While the text of Rule 60(b) was amended in 1946 and 1948, the provision of the rule which was referred to in the above-quoted case has not been changed substantially. It states:

“On motion and upon such terms as are just, the court may relieve a party or his legal representative from a final judgment, order, or proceeding * *

Second, the courts in construing Rule 60(b), as it relates to forfeiture proceedings, indicate that the reason for holding it inapplicable is that the innocent claimant has a right to remission and mitigation as provided by Congress. See 26 U.S.C.A. § 5872; 49 U.S.C.A. § 781; 49 U.S.C.A. § 782; 26 U.S.C.A. § 7327; 19 U.S.C.A. § 1618; United States v. One 1961 Red Chevrolet Impala Sedan, supra; United States v. One 1941 Chrysler Sedan Automobile Motor No. C28-17313, supra.

Thus, operating within the confines of the facts presented in this case this Court must determine its ability to relieve this claimant from the judgment entered against one 1970 Buiek Electra 225 and fifty-four firearms, three shoulder stocks and sixteen shoulder stock holsters when he did not apply to intervene in the action as a party defendant within the ten-day limitation provided by Rule C(6), Supplemental Rules for Certain Admiralty and Maritime Claims, and has not made any attempt to apply for remission or mitigation as provided him by statute.

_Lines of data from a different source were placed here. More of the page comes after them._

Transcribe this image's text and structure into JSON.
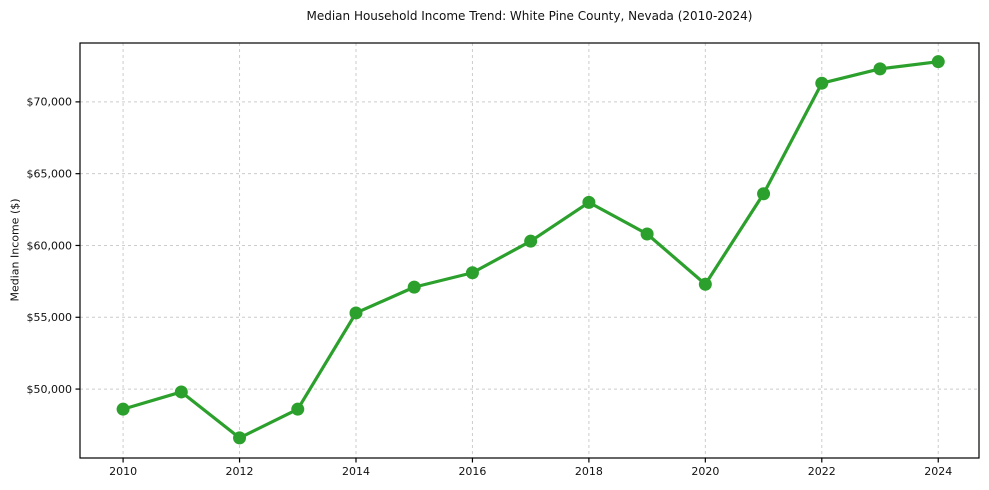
{
  "chart_data": {
    "type": "line",
    "title": "Median Household Income Trend: White Pine County, Nevada (2010-2024)",
    "xlabel": "",
    "ylabel": "Median Income ($)",
    "x": [
      2010,
      2011,
      2012,
      2013,
      2014,
      2015,
      2016,
      2017,
      2018,
      2019,
      2020,
      2021,
      2022,
      2023,
      2024
    ],
    "series": [
      {
        "name": "Median Household Income",
        "color": "#2ca02c",
        "values": [
          48600,
          49800,
          46600,
          48600,
          55300,
          57100,
          58100,
          60300,
          63000,
          60800,
          57300,
          63600,
          71300,
          72300,
          72800
        ]
      }
    ],
    "x_ticks": [
      2010,
      2012,
      2014,
      2016,
      2018,
      2020,
      2022,
      2024
    ],
    "y_ticks": [
      50000,
      55000,
      60000,
      65000,
      70000
    ],
    "y_tick_labels": [
      "$50,000",
      "$55,000",
      "$60,000",
      "$65,000",
      "$70,000"
    ],
    "xlim": [
      2009.26,
      2024.7
    ],
    "ylim": [
      45200,
      74100
    ],
    "grid": true,
    "grid_color": "#cccccc",
    "axis_color": "#000000",
    "text_color": "#111111",
    "legend": false,
    "legend_position": "none",
    "marker": "circle"
  }
}
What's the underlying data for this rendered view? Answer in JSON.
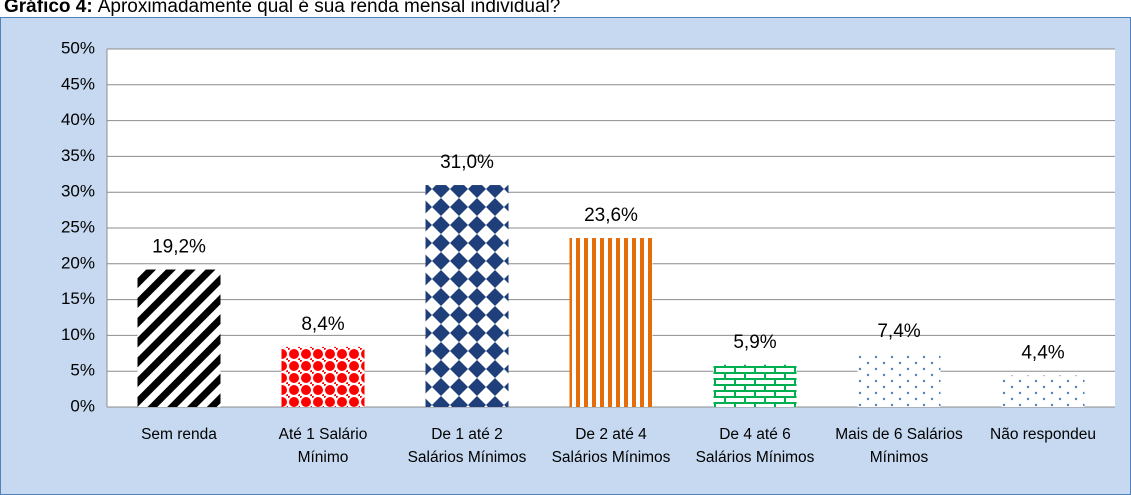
{
  "chart_data": {
    "type": "bar",
    "title_label": "Gráfico 4:",
    "title": "Aproximadamente qual é sua renda mensal individual?",
    "categories": [
      "Sem renda",
      "Até 1 Salário Mínimo",
      "De 1 até 2 Salários Mínimos",
      "De 2 até 4 Salários Mínimos",
      "De 4 até 6 Salários Mínimos",
      "Mais de 6 Salários Mínimos",
      "Não respondeu"
    ],
    "values": [
      19.2,
      8.4,
      31.0,
      23.6,
      5.9,
      7.4,
      4.4
    ],
    "value_labels": [
      "19,2%",
      "8,4%",
      "31,0%",
      "23,6%",
      "5,9%",
      "7,4%",
      "4,4%"
    ],
    "colors": [
      "#000000",
      "#ff0000",
      "#1f3f7a",
      "#e46c0a",
      "#00b050",
      "#4f81bd",
      "#4f81bd"
    ],
    "ylim": [
      0,
      50
    ],
    "yticks": [
      {
        "value": 0,
        "label": "0%"
      },
      {
        "value": 5,
        "label": "5%"
      },
      {
        "value": 10,
        "label": "10%"
      },
      {
        "value": 15,
        "label": "15%"
      },
      {
        "value": 20,
        "label": "20%"
      },
      {
        "value": 25,
        "label": "25%"
      },
      {
        "value": 30,
        "label": "30%"
      },
      {
        "value": 35,
        "label": "35%"
      },
      {
        "value": 40,
        "label": "40%"
      },
      {
        "value": 45,
        "label": "45%"
      },
      {
        "value": 50,
        "label": "50%"
      }
    ],
    "grid": true
  }
}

26 U.S.C.A. § 5872 provides that firearms which have not been owned or transferred in conformity with the revenue laws are subject to seizure and forfeiture, with the applicable provisions of the internal revenue laws providing the appropriate substantive guidelines in such proceedings. Moreover, 49 U.S.C. A. § 781 states that it is (a) unlawful for any vehicle to be used to (1) “transport, carry, or convey,” (2) “to conceal or possess,” or (3) “to facilitate the transportation, carriage, conveyance, concealment, receipt, possession, purchase, sale, barter, exchange, or giving away” of any contraband article, a contraband article being defined as:

“(b)(2) Any firearm, with respect to which there has been committed any violation of any provision of the National Firearms Act or any regulation issued pursuant thereto.” 49 U.S.C.A. § 781.

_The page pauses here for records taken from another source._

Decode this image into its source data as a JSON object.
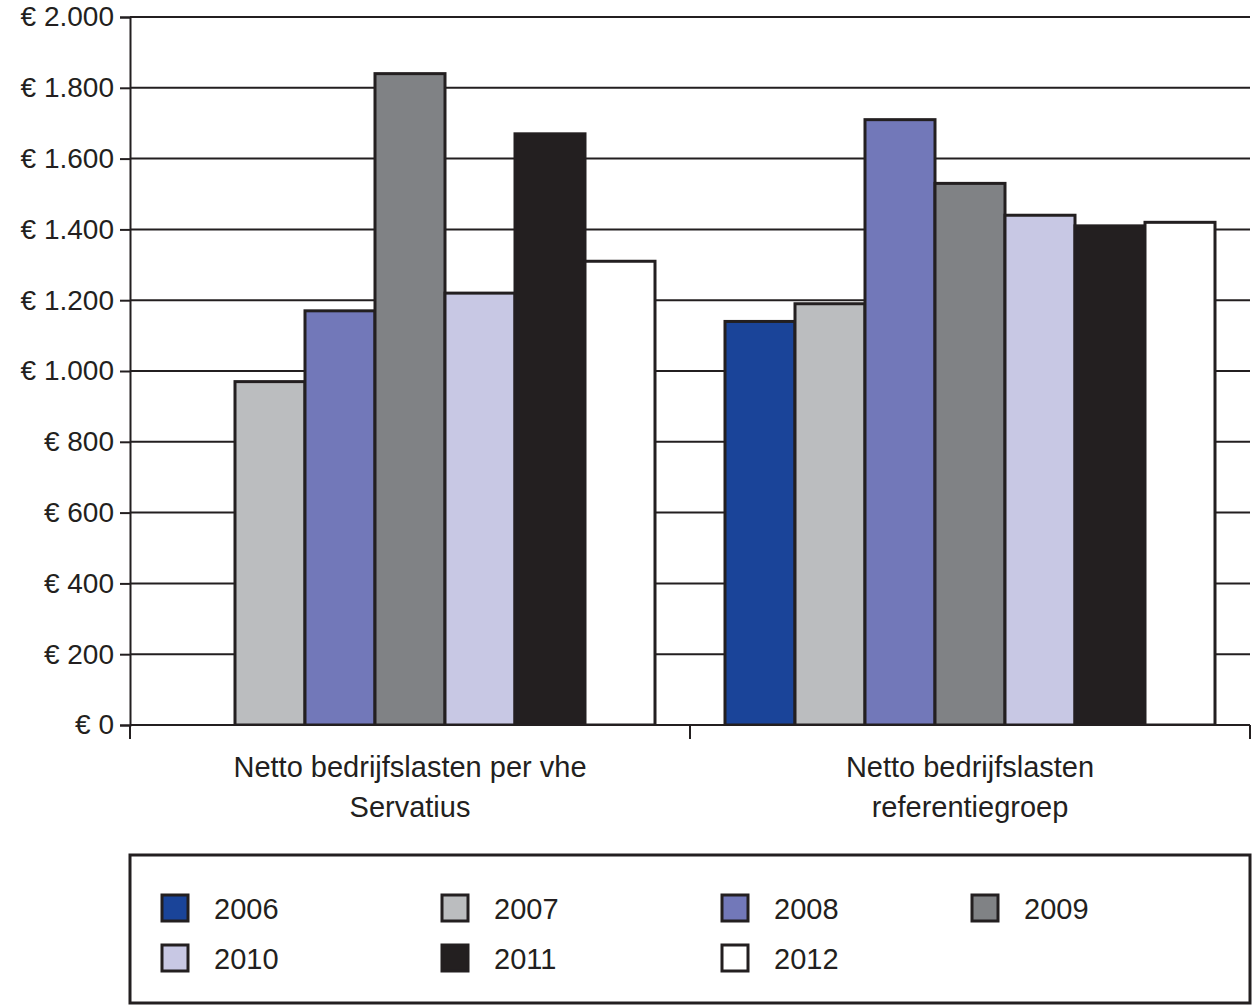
{
  "chart_data": {
    "type": "bar",
    "categories": [
      "Netto bedrijfslasten per vhe Servatius",
      "Netto bedrijfslasten referentiegroep"
    ],
    "series": [
      {
        "name": "2006",
        "color": "#1a4499",
        "values": [
          null,
          1140
        ]
      },
      {
        "name": "2007",
        "color": "#bbbdbf",
        "values": [
          970,
          1190
        ]
      },
      {
        "name": "2008",
        "color": "#7278b9",
        "values": [
          1170,
          1710
        ]
      },
      {
        "name": "2009",
        "color": "#808285",
        "values": [
          1840,
          1530
        ]
      },
      {
        "name": "2010",
        "color": "#c8c8e4",
        "values": [
          1220,
          1440
        ]
      },
      {
        "name": "2011",
        "color": "#231f20",
        "values": [
          1670,
          1410
        ]
      },
      {
        "name": "2012",
        "color": "#ffffff",
        "values": [
          1310,
          1420
        ]
      }
    ],
    "ylim": [
      0,
      2000
    ],
    "yticks": [
      {
        "value": 0,
        "label": "€ 0"
      },
      {
        "value": 200,
        "label": "€ 200"
      },
      {
        "value": 400,
        "label": "€ 400"
      },
      {
        "value": 600,
        "label": "€ 600"
      },
      {
        "value": 800,
        "label": "€ 800"
      },
      {
        "value": 1000,
        "label": "€ 1.000"
      },
      {
        "value": 1200,
        "label": "€ 1.200"
      },
      {
        "value": 1400,
        "label": "€ 1.400"
      },
      {
        "value": 1600,
        "label": "€ 1.600"
      },
      {
        "value": 1800,
        "label": "€ 1.800"
      },
      {
        "value": 2000,
        "label": "€ 2.000"
      }
    ],
    "grid": true,
    "legend": "bottom"
  }
}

And any vehicle used to violate the provisions of § 781 “shall be seized and forfeited.” 49 U.S.C.A. § 782.

*189Further, 26 U.S.C.A. § 7327 provides that with regard to remission and mitigation, the provisions of the customs laws apply. That provision of the customs laws which applies in this ease states that any person with an interest in any forfeited vehicle or merchandise may petition the Secretary of the Treasury for the remission or mitigation of the forfeiture. 19 U.S.C.A. § 1618.

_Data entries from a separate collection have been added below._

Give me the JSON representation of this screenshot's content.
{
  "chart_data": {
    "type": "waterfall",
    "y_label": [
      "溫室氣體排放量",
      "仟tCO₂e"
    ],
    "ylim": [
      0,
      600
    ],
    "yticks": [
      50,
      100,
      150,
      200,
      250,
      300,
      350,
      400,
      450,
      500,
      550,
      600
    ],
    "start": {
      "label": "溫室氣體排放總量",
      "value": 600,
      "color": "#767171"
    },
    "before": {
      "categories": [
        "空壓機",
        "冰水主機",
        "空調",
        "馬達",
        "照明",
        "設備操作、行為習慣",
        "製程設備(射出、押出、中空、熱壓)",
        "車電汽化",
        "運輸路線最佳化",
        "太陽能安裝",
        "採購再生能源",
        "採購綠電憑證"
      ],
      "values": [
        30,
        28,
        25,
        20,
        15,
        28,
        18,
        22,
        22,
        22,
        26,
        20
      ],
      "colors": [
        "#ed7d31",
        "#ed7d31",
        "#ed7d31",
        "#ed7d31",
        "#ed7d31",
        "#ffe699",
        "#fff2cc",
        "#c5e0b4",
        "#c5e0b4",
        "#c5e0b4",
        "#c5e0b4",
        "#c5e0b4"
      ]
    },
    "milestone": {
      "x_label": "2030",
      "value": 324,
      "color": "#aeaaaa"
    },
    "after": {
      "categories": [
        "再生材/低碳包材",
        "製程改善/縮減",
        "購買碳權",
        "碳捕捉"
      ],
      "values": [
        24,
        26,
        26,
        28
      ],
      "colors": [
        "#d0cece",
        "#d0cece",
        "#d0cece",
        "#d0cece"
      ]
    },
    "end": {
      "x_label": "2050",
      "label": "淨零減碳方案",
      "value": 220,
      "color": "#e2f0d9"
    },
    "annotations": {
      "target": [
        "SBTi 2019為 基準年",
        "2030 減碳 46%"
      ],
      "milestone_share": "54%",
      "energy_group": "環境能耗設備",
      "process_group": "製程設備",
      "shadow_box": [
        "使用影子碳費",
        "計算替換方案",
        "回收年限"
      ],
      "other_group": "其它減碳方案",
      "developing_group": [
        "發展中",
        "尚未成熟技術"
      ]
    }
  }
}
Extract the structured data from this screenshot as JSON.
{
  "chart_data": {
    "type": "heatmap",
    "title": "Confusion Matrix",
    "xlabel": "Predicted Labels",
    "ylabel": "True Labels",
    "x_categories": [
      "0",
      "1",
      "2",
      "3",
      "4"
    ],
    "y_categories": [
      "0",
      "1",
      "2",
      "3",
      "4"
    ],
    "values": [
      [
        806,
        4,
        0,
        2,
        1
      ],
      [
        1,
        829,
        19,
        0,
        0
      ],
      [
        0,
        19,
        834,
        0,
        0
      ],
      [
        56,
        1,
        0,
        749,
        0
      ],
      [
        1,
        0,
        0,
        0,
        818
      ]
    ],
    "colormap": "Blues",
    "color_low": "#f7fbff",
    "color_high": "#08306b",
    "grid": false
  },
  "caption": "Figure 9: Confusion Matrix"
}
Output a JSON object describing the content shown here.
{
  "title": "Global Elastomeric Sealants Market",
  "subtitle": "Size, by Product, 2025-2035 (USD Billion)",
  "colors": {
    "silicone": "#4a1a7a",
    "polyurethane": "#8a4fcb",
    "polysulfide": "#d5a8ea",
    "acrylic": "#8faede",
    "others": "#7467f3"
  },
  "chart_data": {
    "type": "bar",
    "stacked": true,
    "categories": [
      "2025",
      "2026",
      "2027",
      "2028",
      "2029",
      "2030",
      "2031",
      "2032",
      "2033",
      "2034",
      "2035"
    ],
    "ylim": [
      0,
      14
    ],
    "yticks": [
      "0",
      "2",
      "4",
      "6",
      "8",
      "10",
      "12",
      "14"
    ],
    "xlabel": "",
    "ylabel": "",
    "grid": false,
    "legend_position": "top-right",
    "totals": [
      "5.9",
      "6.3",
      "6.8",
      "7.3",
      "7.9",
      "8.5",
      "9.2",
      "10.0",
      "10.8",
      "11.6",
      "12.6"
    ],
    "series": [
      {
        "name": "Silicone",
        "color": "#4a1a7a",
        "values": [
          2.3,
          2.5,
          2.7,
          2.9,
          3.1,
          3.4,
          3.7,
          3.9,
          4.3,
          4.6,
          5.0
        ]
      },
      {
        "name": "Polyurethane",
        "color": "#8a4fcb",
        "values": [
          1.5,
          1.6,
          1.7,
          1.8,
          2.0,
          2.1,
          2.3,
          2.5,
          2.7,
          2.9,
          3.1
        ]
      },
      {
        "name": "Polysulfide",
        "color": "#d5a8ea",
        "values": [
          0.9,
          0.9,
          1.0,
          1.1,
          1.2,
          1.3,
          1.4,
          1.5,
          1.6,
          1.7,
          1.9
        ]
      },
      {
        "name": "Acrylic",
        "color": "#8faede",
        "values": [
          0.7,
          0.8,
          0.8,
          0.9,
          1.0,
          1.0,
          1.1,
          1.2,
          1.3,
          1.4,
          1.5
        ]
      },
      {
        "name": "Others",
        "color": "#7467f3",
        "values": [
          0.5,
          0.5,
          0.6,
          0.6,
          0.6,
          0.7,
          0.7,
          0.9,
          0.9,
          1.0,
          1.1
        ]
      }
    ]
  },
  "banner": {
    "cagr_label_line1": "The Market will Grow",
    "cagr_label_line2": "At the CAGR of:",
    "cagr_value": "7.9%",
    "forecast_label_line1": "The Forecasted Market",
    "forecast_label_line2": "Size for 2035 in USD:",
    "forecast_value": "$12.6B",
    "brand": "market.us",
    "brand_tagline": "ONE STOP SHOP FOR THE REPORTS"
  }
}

The claimant should not be permitted to by-pass this remedy unless it can be shown that he was deprived of a substantial right in the civil action. See, e. g., United States v. United States Coin & Currency, 401 U.S. 715, 91 S.Ct. 1041, 28 L.Ed.2d 434 (1971), wherein claimant’s goods were returned because of inability to assert privilege against self-incrimination; McKeehan v. United States, 438 F.2d 739 (6th Cir. 1971), wherein the Court stated that constitutional protections were to apply in a forfeiture proceeding, namely, due process as to the claimant.

Therefore, it may be seen that the claimant cannot prevail by merely contending that he was adjudged “not guilty” of the crimes associated with the forfeited goods. He alleges no constitutional deprivations, nor has he offered proof thereof; and, traditionally, the mere innocence of the claimant has not been enough to set aside a forfeiture judgment. See United States v. One 1961 Cadillac, 337 F.2d 730 (6th Cir. 1964).

Thus, it seems readily apparent that the proper course for the claimant is to petition for remission or mitigation, since;

“[i]t is not to be presumed that the Secretary will not conscientiously fulfill this trust, and the courts have intervened when the innocent petitioner’s protests have gone unheeded.” (Citations omitted.) United States v. United States Coin & Currency, supra, 401 U.S. at 721, 91 S.Ct. at 1045.

Therefore, it is ordered that the claimant’s motion for relief from judgment be and is hereby overruled.